Well stop moaning that someone else should be responsible for your child's online habits.
The campaign by the Daily Mail and Labour is DANGEROUS. It encourages the notion that it's OK for parents to abdicate responsibility for their child's online activities. The online dangers go beyond pornography and the primary responsibility rests with us, the parents (yes I am one).
@JamesFirth
You say its up to the parents, but the problem is most parents (unlike you and I) are absolutely clueless with technology and have no idea of the risk. The alternative is to fund a direct mail campaign to every household in the country, accompanied by widespread multimedia advertising.
ReplyDeleteAlso, what sort of child needs to go underwear shopping online?
Hi Sean, the problem with the underwear block comes when filters are on by default, affecting adults who want to do normal stuff.
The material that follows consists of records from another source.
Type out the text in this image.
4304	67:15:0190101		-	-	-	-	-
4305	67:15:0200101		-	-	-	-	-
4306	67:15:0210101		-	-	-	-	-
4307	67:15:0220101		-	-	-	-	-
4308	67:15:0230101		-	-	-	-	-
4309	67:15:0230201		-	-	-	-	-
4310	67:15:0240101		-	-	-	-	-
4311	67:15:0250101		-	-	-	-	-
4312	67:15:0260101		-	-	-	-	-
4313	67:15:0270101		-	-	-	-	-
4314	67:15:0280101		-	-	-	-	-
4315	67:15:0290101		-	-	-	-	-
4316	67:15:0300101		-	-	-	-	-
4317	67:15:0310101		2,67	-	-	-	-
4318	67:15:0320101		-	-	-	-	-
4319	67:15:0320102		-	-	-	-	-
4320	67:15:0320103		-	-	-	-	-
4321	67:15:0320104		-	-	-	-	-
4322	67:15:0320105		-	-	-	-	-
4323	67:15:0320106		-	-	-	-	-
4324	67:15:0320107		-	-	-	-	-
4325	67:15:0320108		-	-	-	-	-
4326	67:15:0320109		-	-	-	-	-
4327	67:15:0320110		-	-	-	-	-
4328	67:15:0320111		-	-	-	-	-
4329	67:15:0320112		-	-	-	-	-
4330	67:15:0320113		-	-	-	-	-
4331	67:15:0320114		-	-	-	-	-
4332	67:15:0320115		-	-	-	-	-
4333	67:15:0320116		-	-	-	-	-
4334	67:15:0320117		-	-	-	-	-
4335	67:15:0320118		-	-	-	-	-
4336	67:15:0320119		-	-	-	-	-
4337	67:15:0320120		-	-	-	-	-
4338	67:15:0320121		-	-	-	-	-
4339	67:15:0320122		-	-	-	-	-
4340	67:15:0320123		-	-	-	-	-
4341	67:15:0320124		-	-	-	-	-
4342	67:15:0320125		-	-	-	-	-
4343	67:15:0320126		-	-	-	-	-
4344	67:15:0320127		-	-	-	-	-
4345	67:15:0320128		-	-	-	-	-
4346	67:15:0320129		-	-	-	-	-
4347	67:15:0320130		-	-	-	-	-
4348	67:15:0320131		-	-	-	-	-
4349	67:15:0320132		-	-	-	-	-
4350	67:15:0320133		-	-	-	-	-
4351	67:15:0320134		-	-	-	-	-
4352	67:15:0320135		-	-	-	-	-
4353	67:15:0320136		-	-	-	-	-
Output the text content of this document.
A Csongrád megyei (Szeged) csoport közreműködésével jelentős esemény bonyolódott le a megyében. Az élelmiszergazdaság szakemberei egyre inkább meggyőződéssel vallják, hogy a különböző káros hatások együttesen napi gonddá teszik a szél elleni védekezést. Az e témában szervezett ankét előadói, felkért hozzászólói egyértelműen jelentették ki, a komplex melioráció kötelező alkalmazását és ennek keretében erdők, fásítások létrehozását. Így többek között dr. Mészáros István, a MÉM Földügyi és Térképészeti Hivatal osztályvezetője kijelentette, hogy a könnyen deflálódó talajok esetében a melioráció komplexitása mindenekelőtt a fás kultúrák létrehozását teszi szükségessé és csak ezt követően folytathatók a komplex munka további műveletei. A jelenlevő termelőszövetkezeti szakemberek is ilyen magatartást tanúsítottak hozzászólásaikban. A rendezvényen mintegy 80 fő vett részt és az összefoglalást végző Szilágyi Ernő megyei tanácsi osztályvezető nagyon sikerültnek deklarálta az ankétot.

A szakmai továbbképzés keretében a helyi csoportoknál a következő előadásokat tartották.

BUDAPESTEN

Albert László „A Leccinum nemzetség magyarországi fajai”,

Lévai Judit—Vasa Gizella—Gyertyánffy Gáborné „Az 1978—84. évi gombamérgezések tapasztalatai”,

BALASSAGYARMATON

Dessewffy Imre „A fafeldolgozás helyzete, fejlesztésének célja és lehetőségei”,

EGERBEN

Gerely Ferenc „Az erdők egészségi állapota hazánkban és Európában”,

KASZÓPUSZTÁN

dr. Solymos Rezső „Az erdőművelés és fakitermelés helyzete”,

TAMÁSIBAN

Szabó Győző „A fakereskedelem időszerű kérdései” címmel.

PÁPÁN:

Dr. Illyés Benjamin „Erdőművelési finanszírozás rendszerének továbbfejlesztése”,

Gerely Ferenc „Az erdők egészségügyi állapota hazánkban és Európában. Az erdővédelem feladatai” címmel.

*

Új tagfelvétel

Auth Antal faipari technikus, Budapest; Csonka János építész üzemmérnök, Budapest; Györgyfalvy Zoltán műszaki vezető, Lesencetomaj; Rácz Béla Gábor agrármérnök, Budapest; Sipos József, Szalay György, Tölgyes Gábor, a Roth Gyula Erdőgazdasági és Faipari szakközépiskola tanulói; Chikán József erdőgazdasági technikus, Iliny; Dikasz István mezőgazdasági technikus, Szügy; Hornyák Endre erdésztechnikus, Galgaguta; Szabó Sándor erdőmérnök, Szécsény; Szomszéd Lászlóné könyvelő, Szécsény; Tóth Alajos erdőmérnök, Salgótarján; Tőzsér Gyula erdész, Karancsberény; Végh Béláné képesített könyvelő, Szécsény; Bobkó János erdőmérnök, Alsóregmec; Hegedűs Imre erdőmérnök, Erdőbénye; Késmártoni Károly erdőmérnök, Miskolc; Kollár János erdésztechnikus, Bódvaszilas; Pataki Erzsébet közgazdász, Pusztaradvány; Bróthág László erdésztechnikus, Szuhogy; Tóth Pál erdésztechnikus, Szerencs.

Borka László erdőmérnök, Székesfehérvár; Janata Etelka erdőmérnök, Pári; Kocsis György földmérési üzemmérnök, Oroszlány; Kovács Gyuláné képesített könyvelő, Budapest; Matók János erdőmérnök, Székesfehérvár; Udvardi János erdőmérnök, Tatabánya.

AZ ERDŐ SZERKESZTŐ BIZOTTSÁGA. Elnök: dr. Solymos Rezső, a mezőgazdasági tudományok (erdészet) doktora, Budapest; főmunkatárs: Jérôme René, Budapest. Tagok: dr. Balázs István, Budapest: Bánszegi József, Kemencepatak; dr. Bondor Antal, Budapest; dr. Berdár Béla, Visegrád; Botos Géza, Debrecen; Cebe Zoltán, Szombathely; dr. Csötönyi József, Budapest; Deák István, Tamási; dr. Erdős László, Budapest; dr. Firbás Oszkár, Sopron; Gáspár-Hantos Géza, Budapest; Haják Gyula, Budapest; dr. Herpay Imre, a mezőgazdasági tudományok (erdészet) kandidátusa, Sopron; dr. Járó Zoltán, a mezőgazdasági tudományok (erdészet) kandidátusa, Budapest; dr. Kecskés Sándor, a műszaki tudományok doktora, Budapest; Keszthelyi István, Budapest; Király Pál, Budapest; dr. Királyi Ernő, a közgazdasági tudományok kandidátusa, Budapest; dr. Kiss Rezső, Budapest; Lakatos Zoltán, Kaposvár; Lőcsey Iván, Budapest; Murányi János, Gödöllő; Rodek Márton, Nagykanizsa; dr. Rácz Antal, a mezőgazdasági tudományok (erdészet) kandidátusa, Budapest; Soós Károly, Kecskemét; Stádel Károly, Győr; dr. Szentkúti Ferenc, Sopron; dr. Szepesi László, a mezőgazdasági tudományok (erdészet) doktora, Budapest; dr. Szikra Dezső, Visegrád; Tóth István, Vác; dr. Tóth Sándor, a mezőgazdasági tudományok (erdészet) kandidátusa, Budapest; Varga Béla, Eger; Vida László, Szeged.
Some of these adults have to ask for the block lifting, something they might find uncomfortable, asking for porn.
ReplyDeleteAlso many won't ask for the block to be lifted and then some businesses are unfairly affected. Bravissimo and Figleaf blocked whilst eg. John Lewis, Debenhams and M&S are unblocked.
The point is the blocks don't work to stop the pr0n so parents have to get clued up regardless. The blocks are worse than useless and give parents a false sense of security.